In talking this over we found some problems, but we came away thinking this idea had lots of upside even if some of the pieces don't quite fall into place yet. The main value would be bringing everyone into the same space to design a common interface for a common problem. It would help MW developers understand how data is used outside and give everyone else an appreciation for what is and isn't possible or feasible.

The main problem seems to be that writing this kind of volume of data to the database would put a lot of stress on replication. Since MySQL replication doesn't allow leader-side filtering, all this data would flow out to at least replicas one hop away from the leader. If we tried to write to a different database we would lose the transactional consistency. We'd love to talk about this with DBAs to check our assumptions.

Another conceptual problem is that we're duplicating a lot of data here. Re-working hooks in this way might have a lot of benefit for MW in general, but if all we want is to reconcile all changes to the revision table, we can divide and conquer a bit. First, the vast majority of changes to the revision table and append-only inserts which can be easily identified by their timestamp. The reason we can't reconcile completely right now is that revisions get moved to the archive table without a trace, restored back into the revision table at arbitrary points in time, or updated in the past without updating any timestamps. Some of these changes are recorded in the logging table but not all as far as we're aware.

Update the Logging Table and Establish Strong Guarantees

We settled on an idea that would make it easy to reconcile with MW from a data model point of view, and postponed the related infrastructure and performance conversation. Basically, for consumers outside MW to reach eventual consistency with a consistent entity X, MW needs to guarantee this:

 When an instance of an entity type X is created, updated, or deleted, at time T, a record is written to a table with a way to identify X, the action performed, and the timestamp T.

Let's break this down for revision. When a revision is inserted, we have a record in the revision table, unless it was inserted as part of a restore. In this latter case records are just inserted in the past sometime. In this case we'd need a record in the logging table. Same for when pages are deleted and revision records archived. Or when revision records are suppressed. If the logging table captured all of these then consumers could query "get all rows in revision with timestamp > A, and all rows in logging with type 'revision/change' and timestamp > A". And MW would guarantee there are no corner cases that work some other way.

As a further improvement, we could use the work we did in the mediawiki_history dataset to update old logging table records to match this new approach. This would make bootstrapping much simpler.

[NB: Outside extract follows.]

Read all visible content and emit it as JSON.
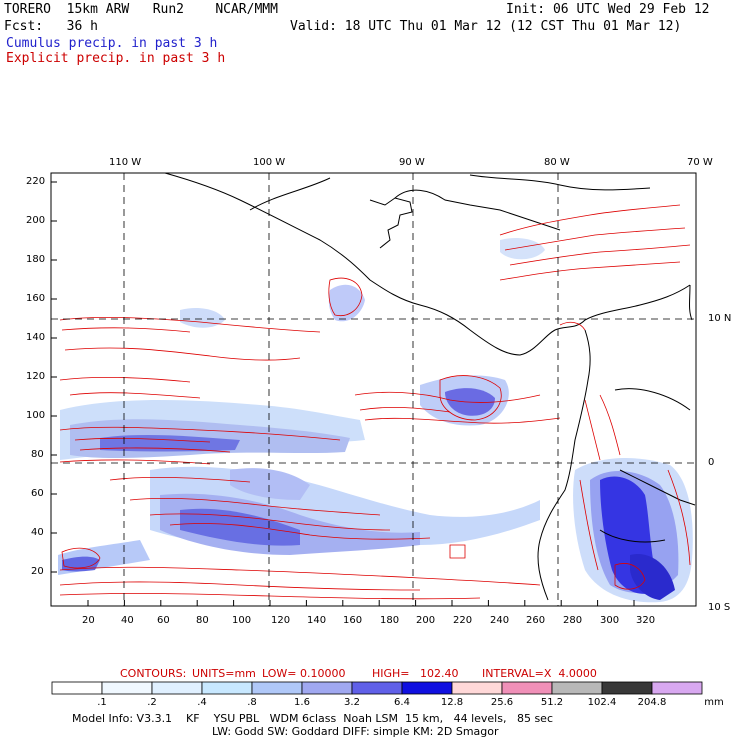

To some extent this is already happening for User and Page, but for example historical information about when a user was in a particular bot group is lost as well as historical information about when a page was a redirect. If these are all consistently written to the logging table and no corner cases exist, then external services could compile the data for themselves and answer those questions that would otherwise require a full manual investigation of the logging table.

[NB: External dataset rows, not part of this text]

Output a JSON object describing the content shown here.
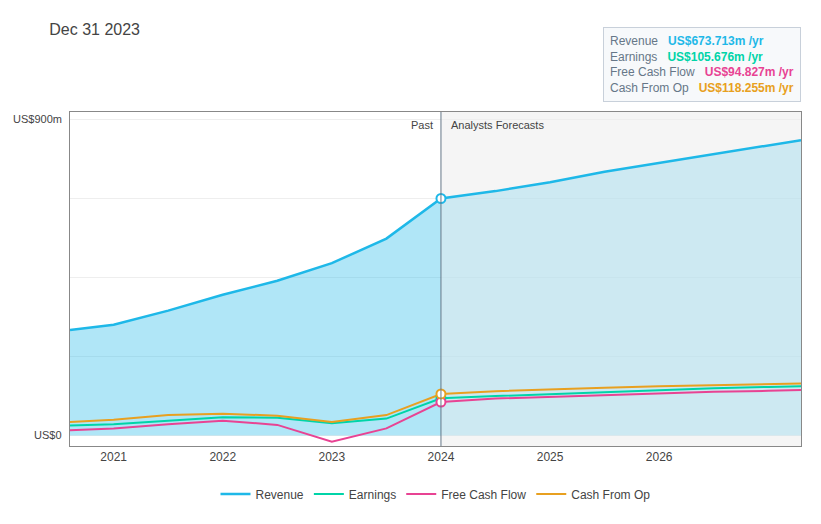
{
  "chart_data": {
    "type": "line",
    "title": "Dec 31 2023",
    "x": [
      2020.6,
      2021.0,
      2021.5,
      2022.0,
      2022.5,
      2023.0,
      2023.5,
      2024.0,
      2024.5,
      2025.0,
      2025.5,
      2026.0,
      2026.5,
      2027.0,
      2027.3
    ],
    "series": [
      {
        "name": "Revenue",
        "color": "#1eb8e8",
        "values": [
          300,
          315,
          355,
          400,
          440,
          490,
          560,
          674,
          695,
          720,
          750,
          775,
          800,
          825,
          840
        ]
      },
      {
        "name": "Earnings",
        "color": "#00d4a8",
        "values": [
          28,
          32,
          42,
          52,
          50,
          35,
          48,
          106,
          112,
          118,
          124,
          130,
          134,
          138,
          140
        ]
      },
      {
        "name": "Free Cash Flow",
        "color": "#e84393",
        "values": [
          15,
          20,
          32,
          42,
          30,
          -18,
          20,
          95,
          105,
          110,
          116,
          120,
          124,
          127,
          129
        ]
      },
      {
        "name": "Cash From Op",
        "color": "#e8a020",
        "values": [
          38,
          45,
          58,
          62,
          56,
          38,
          58,
          118,
          126,
          132,
          136,
          140,
          143,
          146,
          148
        ]
      }
    ],
    "xlim": [
      2020.6,
      2027.3
    ],
    "xticks": [
      2021,
      2022,
      2023,
      2024,
      2025,
      2026
    ],
    "ylim": [
      -30,
      920
    ],
    "yticks": [
      0,
      225,
      450,
      675,
      900
    ],
    "grid": true,
    "tick_labels": "x",
    "legend": "bottom",
    "divider": 2024.0,
    "region_labels": [
      "Past",
      "Analysts Forecasts"
    ],
    "y_labels": [
      {
        "value": 900,
        "label": "US$900m"
      },
      {
        "value": 0,
        "label": "US$0"
      }
    ],
    "tooltip_rows": [
      {
        "label": "Revenue",
        "value": "US$673.713m /yr"
      },
      {
        "label": "Earnings",
        "value": "US$105.676m /yr"
      },
      {
        "label": "Free Cash Flow",
        "value": "US$94.827m /yr"
      },
      {
        "label": "Cash From Op",
        "value": "US$118.255m /yr"
      }
    ]
  }
}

Crazy Idea that we hope Giuseppe Does Not See

So this was a thought that crossed our minds, but we can blame me in case the wrath of Jupiter sends lightning bolts. It's predicated on a few big "IF"s. So IF we find that writing to a transactional outbox type table would add an additional minimum of say 10ms to the total MW transaction time, and IF we find that PHP's librdkafka-based Kafka producer could publish to Kafka with >= 99.9% success in less than 10ms, then we could publish to Kafka from *inside* the MW transaction, timing out after at most 10ms, catching that error and writing to the DB instead, replicating those writes and publishing them to Kafka for eventual consistency. I feel like if those IFs don't even sound feasible we can ignore the idea for now. But eventually they'll probably be feasible, they're not breaking any laws of physics I'm aware of, so food for later thought maybe.